Monique and Lucie washed the dishes in a bucket of water. Then Lucie and Pierre settled down, as they usually did of evenings, to hard-fought games of backgammon. Backgammon held no interest for Monique. She wished she had her reference books. She never had finished that article on the cult of Isis in Gallia Narbonensis. Her books, like the apartment from which her brother had spirited her, were bound to be radioactive dust these days.

She sighed, wondering if she would be able to find a teaching position in the new France. She was sick of living with her brother and Lucie. But the Reichsmarks the Race had given her not so long ago were worth hardly anything at the moment. New French francs were coming into circulation, and German money was shrinking in value almost as fast as it had after the First World War. It seemed most unfair.

Her brother didn’t think so. “There!” he exclaimed in triumph after winning the game. “If we’d been playing for money, I’d own you now, Lucie.”

For all practical purposes, he did own Lucie. Monique was almost angry enough to say so, which wouldn’t have made the tent a more enjoyable place to live. Pierre and Lucie started another game. That didn’t make the tent any more enjoyable, either, not as far as Monique was concerned. Her brother and his lover, unfortunately, had other ideas, and they outnumbered her. The tyranny of democracy, she thought.

She heard footsteps outside: not the soft, skittering strides of Lizards, but the solid steps of men, and men wearing heavy shoes at that. One of them said, “Here, this is the place,” right outside the tent flap.

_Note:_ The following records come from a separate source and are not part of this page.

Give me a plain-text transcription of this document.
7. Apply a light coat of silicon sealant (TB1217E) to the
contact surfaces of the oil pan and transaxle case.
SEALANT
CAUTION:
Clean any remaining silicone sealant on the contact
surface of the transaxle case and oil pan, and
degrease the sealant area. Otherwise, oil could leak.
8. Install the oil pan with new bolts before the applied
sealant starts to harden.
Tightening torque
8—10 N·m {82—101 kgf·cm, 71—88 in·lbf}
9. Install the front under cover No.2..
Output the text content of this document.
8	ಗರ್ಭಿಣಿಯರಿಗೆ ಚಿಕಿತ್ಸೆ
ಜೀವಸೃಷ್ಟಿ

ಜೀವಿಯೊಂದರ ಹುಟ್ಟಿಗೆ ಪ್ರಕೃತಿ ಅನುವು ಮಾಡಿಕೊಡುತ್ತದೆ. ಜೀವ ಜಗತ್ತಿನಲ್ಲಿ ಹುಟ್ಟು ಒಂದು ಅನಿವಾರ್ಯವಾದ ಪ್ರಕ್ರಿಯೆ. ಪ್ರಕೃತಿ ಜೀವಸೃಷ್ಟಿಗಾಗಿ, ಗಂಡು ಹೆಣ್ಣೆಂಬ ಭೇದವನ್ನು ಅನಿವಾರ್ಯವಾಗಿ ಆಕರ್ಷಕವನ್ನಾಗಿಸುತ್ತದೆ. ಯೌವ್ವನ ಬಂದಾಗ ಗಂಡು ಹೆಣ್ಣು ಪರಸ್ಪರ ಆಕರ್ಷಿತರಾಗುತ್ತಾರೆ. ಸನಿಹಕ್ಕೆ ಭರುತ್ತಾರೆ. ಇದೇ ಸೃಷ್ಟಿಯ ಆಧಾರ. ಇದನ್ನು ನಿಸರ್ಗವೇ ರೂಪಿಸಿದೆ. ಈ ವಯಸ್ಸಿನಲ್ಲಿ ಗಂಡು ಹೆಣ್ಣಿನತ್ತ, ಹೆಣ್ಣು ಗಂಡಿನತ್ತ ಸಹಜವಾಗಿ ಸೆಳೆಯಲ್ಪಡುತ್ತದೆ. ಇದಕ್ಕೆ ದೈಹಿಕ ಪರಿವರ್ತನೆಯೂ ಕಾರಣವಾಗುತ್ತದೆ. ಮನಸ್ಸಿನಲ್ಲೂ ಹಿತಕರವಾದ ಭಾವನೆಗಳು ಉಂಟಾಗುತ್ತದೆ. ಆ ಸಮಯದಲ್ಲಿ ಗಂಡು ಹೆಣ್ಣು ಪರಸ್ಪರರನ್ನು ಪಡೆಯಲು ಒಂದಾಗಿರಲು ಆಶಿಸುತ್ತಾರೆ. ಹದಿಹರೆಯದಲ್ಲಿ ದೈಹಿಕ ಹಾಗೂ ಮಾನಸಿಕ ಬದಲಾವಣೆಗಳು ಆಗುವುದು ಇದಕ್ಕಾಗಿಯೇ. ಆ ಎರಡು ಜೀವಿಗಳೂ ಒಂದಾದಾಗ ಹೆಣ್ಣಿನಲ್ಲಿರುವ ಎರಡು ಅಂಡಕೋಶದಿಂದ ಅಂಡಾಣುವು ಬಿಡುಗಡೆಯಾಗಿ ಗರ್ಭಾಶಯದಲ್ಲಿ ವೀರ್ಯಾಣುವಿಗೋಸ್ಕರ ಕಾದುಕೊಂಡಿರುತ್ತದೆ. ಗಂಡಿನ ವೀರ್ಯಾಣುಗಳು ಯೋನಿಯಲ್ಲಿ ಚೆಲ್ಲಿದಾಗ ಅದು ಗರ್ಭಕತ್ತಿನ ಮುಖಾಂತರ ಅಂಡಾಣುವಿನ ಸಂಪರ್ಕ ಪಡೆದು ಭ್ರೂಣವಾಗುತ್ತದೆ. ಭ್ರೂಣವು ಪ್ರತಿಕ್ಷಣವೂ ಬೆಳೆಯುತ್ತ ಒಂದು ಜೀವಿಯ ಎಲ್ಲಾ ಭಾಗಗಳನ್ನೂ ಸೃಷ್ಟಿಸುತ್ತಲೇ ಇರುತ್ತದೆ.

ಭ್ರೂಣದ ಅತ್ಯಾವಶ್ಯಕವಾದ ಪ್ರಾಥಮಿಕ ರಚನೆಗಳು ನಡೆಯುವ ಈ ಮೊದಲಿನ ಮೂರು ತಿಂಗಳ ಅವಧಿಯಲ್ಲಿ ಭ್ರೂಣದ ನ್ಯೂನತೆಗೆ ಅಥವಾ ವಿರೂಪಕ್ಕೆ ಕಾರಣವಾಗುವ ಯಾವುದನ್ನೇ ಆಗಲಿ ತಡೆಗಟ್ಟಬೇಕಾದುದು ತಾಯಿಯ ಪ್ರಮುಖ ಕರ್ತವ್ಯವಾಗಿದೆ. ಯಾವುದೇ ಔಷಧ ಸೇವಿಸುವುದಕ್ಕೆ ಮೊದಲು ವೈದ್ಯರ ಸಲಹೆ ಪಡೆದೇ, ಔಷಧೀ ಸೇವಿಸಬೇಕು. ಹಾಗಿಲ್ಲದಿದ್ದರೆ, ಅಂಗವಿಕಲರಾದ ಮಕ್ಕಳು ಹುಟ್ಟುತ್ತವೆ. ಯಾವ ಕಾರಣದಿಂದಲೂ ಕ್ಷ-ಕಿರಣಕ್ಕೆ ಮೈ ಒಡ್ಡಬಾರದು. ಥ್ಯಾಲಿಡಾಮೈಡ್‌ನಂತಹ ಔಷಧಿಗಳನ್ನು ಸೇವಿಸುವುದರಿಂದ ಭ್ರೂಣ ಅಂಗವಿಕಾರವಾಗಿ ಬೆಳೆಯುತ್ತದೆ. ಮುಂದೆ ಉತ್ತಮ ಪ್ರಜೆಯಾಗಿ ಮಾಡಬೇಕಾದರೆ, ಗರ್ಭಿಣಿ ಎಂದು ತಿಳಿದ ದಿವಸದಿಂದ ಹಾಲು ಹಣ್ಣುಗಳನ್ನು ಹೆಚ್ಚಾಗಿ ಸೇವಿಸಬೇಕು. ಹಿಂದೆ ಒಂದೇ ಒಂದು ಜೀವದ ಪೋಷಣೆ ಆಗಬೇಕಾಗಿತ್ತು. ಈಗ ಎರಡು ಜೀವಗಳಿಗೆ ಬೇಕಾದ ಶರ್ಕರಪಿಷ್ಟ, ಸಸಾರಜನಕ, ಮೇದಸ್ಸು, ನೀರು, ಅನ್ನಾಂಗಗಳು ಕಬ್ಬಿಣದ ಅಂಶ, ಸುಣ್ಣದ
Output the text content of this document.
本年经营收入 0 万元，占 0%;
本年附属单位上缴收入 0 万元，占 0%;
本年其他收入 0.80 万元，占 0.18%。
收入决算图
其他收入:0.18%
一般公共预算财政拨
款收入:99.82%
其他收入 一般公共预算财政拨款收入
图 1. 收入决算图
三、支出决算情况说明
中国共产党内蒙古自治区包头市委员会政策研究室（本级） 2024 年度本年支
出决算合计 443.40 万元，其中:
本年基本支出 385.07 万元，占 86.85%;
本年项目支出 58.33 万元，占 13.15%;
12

He spoke clear, Parisian French. That should have warned Monique what would happen next, but she was taken by surprise when the men with pistols burst into the tent. The man who’d spoken outside now spoke again: “Which of you women is Monique Dutourd?”

“I am,” Monique answered automatically. “What do you want with me?”

“You were a Nazi’s whore,” the man snapped. “France needs to be cleansed of the likes of you. Come along, or you’ll be sorry.” He gestured with his pistol.